Além de ter extrema relevância para o desenvolvimento do país, abriga um celeiro de produção agrícola de grãos como soja e milho, além do algodão e da pecuária.

Para além das informações que norteiam decisões sobre a economia, o apagão de dados também reflete nas medidas de contenção do desmatamento. No último levantamento, o Inpe apontou que o bioma havia registrado mais de 8.531 km² de área desmatada. A extensão corresponde a cinco vezes a cidade de São Paulo.

Yuri Salmona, do Instituto Cerrados, explica que o apagão vem no compasso do aumento no desmatamento no Brasil e critica a posição do governo alegando que há risco não só ambiental, como econômico.

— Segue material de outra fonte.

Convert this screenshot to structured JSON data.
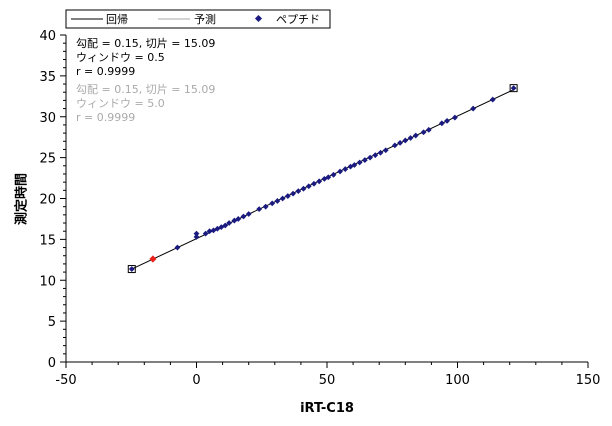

“A falta de políticas de controle parece ser uma política do estado não olhar para isso. As consequências disso vão ser gravíssimas. Somos líderes de exportação de carne e commodities. Esse volume de compra tem a ver com preço e lastro ambiental, que precisa ser provado. Com um apagão como você prova isso? Como mantém a atividade econômica? ”, diz.

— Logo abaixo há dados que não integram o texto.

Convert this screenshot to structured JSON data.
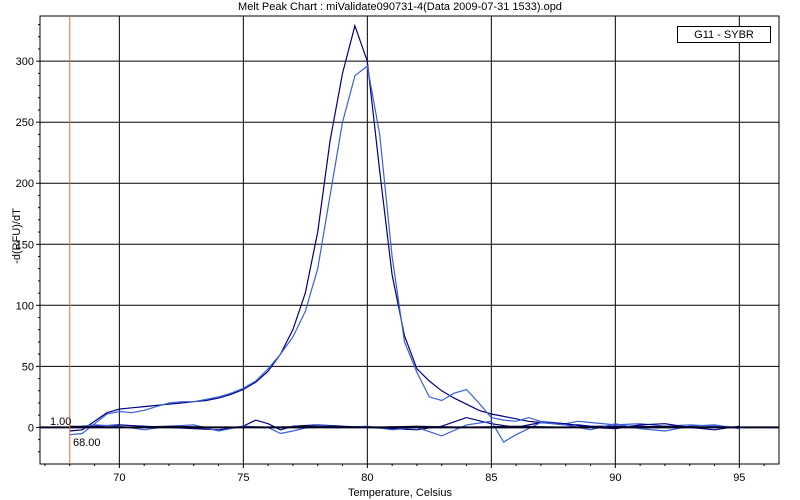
{
  "chart_data": {
    "type": "line",
    "title": "Melt Peak Chart : miValidate090731-4(Data 2009-07-31 1533).opd",
    "xlabel": "Temperature, Celsius",
    "ylabel": "-d(RFU)/dT",
    "xlim": [
      66.8,
      96.6
    ],
    "ylim": [
      -30,
      337
    ],
    "xticks": [
      70,
      75,
      80,
      85,
      90,
      95
    ],
    "yticks": [
      0,
      50,
      100,
      150,
      200,
      250,
      300
    ],
    "grid": true,
    "legend": {
      "entries": [
        "G11 - SYBR"
      ],
      "placement": "top-right"
    },
    "cursor": {
      "x": 68.0,
      "y_label": "1.00",
      "x_label": "68.00"
    },
    "series": [
      {
        "color": "#000080",
        "x": [
          68.0,
          68.5,
          69.0,
          69.5,
          70.0,
          70.5,
          71.0,
          71.5,
          72.0,
          72.5,
          73.0,
          73.5,
          74.0,
          74.5,
          75.0,
          75.5,
          76.0,
          76.5,
          77.0,
          77.5,
          78.0,
          78.5,
          79.0,
          79.5,
          80.0,
          80.5,
          81.0,
          81.5,
          82.0,
          82.5,
          83.0,
          83.5,
          84.0,
          84.5,
          85.0,
          85.5,
          86.0,
          86.5,
          87.0,
          87.5,
          88.0,
          88.5,
          89.0,
          90.0,
          91.0,
          92.0,
          93.0,
          94.0,
          95.0
        ],
        "values": [
          -3,
          -2,
          5,
          12,
          15,
          16,
          17,
          18,
          19,
          20,
          21,
          22,
          24,
          27,
          31,
          37,
          46,
          60,
          80,
          110,
          160,
          235,
          290,
          329,
          300,
          210,
          125,
          75,
          48,
          38,
          30,
          24,
          19,
          14,
          11,
          9,
          7,
          5,
          4,
          3,
          2,
          2,
          1,
          1,
          1,
          0,
          0,
          0,
          0
        ]
      },
      {
        "color": "#3b5fd8",
        "x": [
          68.0,
          68.5,
          69.0,
          69.5,
          70.0,
          70.5,
          71.0,
          71.5,
          72.0,
          72.5,
          73.0,
          73.5,
          74.0,
          74.5,
          75.0,
          75.5,
          76.0,
          76.5,
          77.0,
          77.5,
          78.0,
          78.5,
          79.0,
          79.5,
          80.0,
          80.5,
          81.0,
          81.5,
          82.0,
          82.5,
          83.0,
          83.5,
          84.0,
          84.5,
          85.0,
          85.5,
          86.0,
          86.5,
          87.0,
          87.5,
          88.0,
          88.5,
          89.0,
          90.0,
          91.0,
          92.0,
          93.0,
          94.0,
          95.0
        ],
        "values": [
          -6,
          -5,
          3,
          11,
          13,
          12,
          14,
          17,
          20,
          21,
          21,
          23,
          25,
          28,
          32,
          38,
          48,
          60,
          74,
          95,
          130,
          190,
          250,
          288,
          296,
          240,
          140,
          70,
          45,
          25,
          22,
          28,
          31,
          20,
          8,
          6,
          5,
          8,
          5,
          4,
          3,
          5,
          4,
          2,
          3,
          1,
          2,
          1,
          0
        ]
      },
      {
        "color": "#000080",
        "x": [
          68.0,
          69.0,
          70.0,
          71.0,
          72.0,
          73.0,
          74.0,
          75.0,
          75.5,
          76.0,
          76.5,
          77.0,
          78.0,
          79.0,
          80.0,
          81.0,
          82.0,
          83.0,
          84.0,
          85.0,
          86.0,
          87.0,
          88.0,
          89.0,
          90.0,
          91.0,
          92.0,
          93.0,
          94.0,
          95.0
        ],
        "values": [
          0,
          1,
          2,
          1,
          0,
          -1,
          -2,
          1,
          6,
          3,
          -2,
          1,
          2,
          1,
          0,
          -1,
          -2,
          1,
          8,
          3,
          0,
          4,
          3,
          0,
          -1,
          2,
          3,
          0,
          -2,
          1
        ]
      },
      {
        "color": "#3b5fd8",
        "x": [
          68.0,
          69.0,
          70.0,
          71.0,
          72.0,
          73.0,
          74.0,
          75.0,
          76.0,
          76.5,
          77.0,
          78.0,
          79.0,
          80.0,
          81.0,
          82.0,
          83.0,
          84.0,
          85.0,
          85.5,
          86.0,
          87.0,
          88.0,
          89.0,
          90.0,
          91.0,
          92.0,
          93.0,
          94.0,
          95.0
        ],
        "values": [
          0,
          2,
          1,
          -2,
          1,
          2,
          -3,
          1,
          0,
          -5,
          -3,
          2,
          0,
          1,
          -2,
          0,
          -7,
          2,
          5,
          -12,
          -6,
          4,
          2,
          -2,
          3,
          -1,
          -3,
          1,
          2,
          -1
        ]
      },
      {
        "color": "#1a1a4a",
        "x": [
          68.0,
          70.0,
          72.0,
          74.0,
          76.0,
          78.0,
          80.0,
          82.0,
          84.0,
          86.0,
          88.0,
          90.0,
          92.0,
          94.0,
          95.0
        ],
        "values": [
          1,
          0,
          1,
          0,
          0,
          1,
          0,
          1,
          0,
          1,
          0,
          0,
          1,
          0,
          0
        ]
      }
    ]
  }
}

O Instituto Cerrados publicou nesta segunda-feira (10) uma nota que analisa alguns pontos sobre o fim do monitoramento do Cerrado pelo Inpe (leia a íntegra).

O Projeto de Mapeamento Anual do Uso e Cobertura da Terra no Brasil (MapBiomas) também publicou nesta segunda-feira uma nota na qual afirma que prepara uma alternativa, caso o projeto do Inpe seja desmobilizado, como foi anunciado (leia na imagem abaixo).

Mapbiomas publicou nota sobre fim do projeto de monitoramento do Cerrado pelo Inpe — Foto: Reprodução

Mapbiomas publicou nota sobre fim do projeto de monitoramento do Cerrado pelo Inpe — Foto: Reprodução

Valorização da ciência na berlinda

“O monitoramento é um dado do estado brasileiro, que tem a responsabilidade sobre ele. Isso é cobrado em acordos internacionais. É uma loucura que a gente como país deixe de ter uma informação como essa fora de nossas mãos”, explica Jean Ometto, especialista no bioma e pesquisador do Inpe.

Um dos acordos internacionais ligados ao bioma é o Programa de Cooperação Nipo-Brasileira para o Desenvolvimento dos Cerrados (Prodecer), feito em parceria com o Japão.

“Os dados serem do Inpe significa credibilidade em ciência robusta e independente. Não importa quem esteja no governo, quem os usa tem a certeza de que eles têm interesse exclusivo científico”, comentou Ometto.

A reportagem do g1 acionou o Ministério da Ciência e Tecnologia, mas aguardava o retorno até a publicação.